If you go for longer than 5 hours between meals you might sometimes need a snack. Most people who eat well balanced meals like on this blog don’t need to snack in-between. But here are some really easy snacks that give you carbohydrates (naturally sugar-containing foods like wholegrains or fruits) alongside protein/good fats (e.g. nuts, yoghurt, humous) for sustained slow-burn energy. Most of these foods are packed with nutrients to help you look and feel your best. Go for organic fruit and veg if you can – it helps promote growth of good bacteria in your tummy. If you don’t have time for breakfast some of these snacks can fit the bill – just make sure you get some fresh fruit/veg in.
- 2 fresh apricots or plums + 4 walnut halves.
- Medium pear + 8 almonds.
- Medium apple + dessertspoon sunflower seeds.
- Nectarine or peach + dessertspoon pumpkin seeds.
- Apple + generous teaspoon almond butter straight from the jar.
- Handful carrot/cucumber sticks or red pepper strips + tablespoon humous.
- 1-2 Nairns/Pattersons rough oatcakes* (available in gluten-free also) + crunchy no-sugar peanut butter.
- 1-2 oatcakes with generous topping of humous or lots of mashed avocado.

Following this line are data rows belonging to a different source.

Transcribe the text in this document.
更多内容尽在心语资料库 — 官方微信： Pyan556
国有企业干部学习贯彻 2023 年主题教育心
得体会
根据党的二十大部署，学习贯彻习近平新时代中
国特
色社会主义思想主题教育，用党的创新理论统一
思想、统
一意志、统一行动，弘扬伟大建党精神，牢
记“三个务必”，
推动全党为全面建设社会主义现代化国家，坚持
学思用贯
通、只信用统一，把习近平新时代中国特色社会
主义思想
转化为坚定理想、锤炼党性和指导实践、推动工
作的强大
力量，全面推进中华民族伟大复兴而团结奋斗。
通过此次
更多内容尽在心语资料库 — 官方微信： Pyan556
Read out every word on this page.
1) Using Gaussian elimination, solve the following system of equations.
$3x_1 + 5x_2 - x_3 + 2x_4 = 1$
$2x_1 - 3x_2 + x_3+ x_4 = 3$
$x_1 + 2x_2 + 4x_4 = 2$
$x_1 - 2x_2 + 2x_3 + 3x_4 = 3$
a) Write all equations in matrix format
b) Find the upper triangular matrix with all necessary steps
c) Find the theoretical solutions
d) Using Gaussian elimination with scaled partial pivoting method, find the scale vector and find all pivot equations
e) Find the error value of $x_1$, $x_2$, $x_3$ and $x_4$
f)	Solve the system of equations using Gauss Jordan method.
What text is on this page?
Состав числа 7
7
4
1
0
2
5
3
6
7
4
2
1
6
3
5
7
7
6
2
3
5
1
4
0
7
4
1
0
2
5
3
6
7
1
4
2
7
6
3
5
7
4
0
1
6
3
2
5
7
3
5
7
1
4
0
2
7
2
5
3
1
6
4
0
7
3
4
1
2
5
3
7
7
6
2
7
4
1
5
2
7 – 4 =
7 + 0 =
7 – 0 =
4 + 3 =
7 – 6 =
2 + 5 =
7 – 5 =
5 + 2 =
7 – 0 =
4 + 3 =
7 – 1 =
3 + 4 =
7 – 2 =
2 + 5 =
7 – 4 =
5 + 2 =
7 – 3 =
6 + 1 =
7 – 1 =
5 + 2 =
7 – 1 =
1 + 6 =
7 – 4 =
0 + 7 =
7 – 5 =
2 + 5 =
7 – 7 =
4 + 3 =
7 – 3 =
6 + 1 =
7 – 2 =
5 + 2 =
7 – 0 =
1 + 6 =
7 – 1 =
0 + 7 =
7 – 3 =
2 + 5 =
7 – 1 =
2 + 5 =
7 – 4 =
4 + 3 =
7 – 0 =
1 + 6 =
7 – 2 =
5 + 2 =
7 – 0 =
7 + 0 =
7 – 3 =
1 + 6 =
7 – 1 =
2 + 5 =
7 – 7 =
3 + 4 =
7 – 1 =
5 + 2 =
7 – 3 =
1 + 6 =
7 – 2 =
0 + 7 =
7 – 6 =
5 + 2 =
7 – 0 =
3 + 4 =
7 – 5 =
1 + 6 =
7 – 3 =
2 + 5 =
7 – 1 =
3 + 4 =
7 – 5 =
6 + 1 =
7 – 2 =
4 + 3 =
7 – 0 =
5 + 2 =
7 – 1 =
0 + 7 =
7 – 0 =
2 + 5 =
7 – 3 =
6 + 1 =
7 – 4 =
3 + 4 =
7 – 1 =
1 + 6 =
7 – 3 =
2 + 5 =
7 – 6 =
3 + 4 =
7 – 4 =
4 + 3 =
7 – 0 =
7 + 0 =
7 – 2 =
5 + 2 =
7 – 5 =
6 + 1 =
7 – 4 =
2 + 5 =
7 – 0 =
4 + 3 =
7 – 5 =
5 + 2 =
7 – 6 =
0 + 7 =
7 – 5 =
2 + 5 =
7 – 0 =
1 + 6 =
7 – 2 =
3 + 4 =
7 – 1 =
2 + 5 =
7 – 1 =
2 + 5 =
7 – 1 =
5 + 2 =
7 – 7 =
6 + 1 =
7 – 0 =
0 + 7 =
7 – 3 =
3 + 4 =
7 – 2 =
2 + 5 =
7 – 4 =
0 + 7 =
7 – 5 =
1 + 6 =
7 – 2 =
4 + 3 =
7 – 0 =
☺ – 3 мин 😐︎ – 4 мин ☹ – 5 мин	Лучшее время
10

- 1-2 oatcakes with thick tahini (ideally a raw brand e.g. Carly’s, from health shops).
- 1-2 oatcakes + cottage cheese and a sprinkle of black pepper.
- Mouthful leftover cooked chicken, smoked fish + an apple, mandarin or pear afterwards.
- Handful berries + 2-3 heaped tbs natural organic yoghurt.
- 2 fresh plums/apricots + 3 heaped tbs dairy-free “yoghurt” e.g. Coyo, Abbot Kinney’s Almond Starter, or unsweetened soya yoghurt.
- Small ripe banana/half large banana blitzed with 1 cup natural yoghurt + generous pinch of turmeric or cinnamon.
- For a treat try a Nakd bar from Tesco/health shops (=nuts + dried fruit).
- For another treat try 1-2 squares of 80% chocolate + dessertspoon sunflower seeds or 8-10 hazelnuts. Not too often though – 70% chocolate still contains added sugar.*Not the sweet biscuit oatcakes which are loaded with sugar.
Now you get the idea – a great snack is a portion of slow-release carb (e.g. oats, whole fruit, carrot sticks) + high quality protein and/or good fats
Why these snacks are better for you
Carbohydrates are foods naturally high in sugars or with added sugars. Grains, root veg (potatoes, carrots) and almost all fruits are high in carbohydrates. Sugar, honey, fruit juice and white grains are even higher so aren’t a great choice in your regular diet. Carbs on their own (even from natural foods) give a quick rise in blood sugar that’s dangerous for your body. This promotes peaks and slumps in energy. But carbs combined with protein/good fats give you a better, longer-lasting slow-burn energy. Protein foods include meat, fish, beans, nuts, seeds, yoghurt, cheese, lentils and chickpeas. Great news if you want to look and feel your best for a long time to come.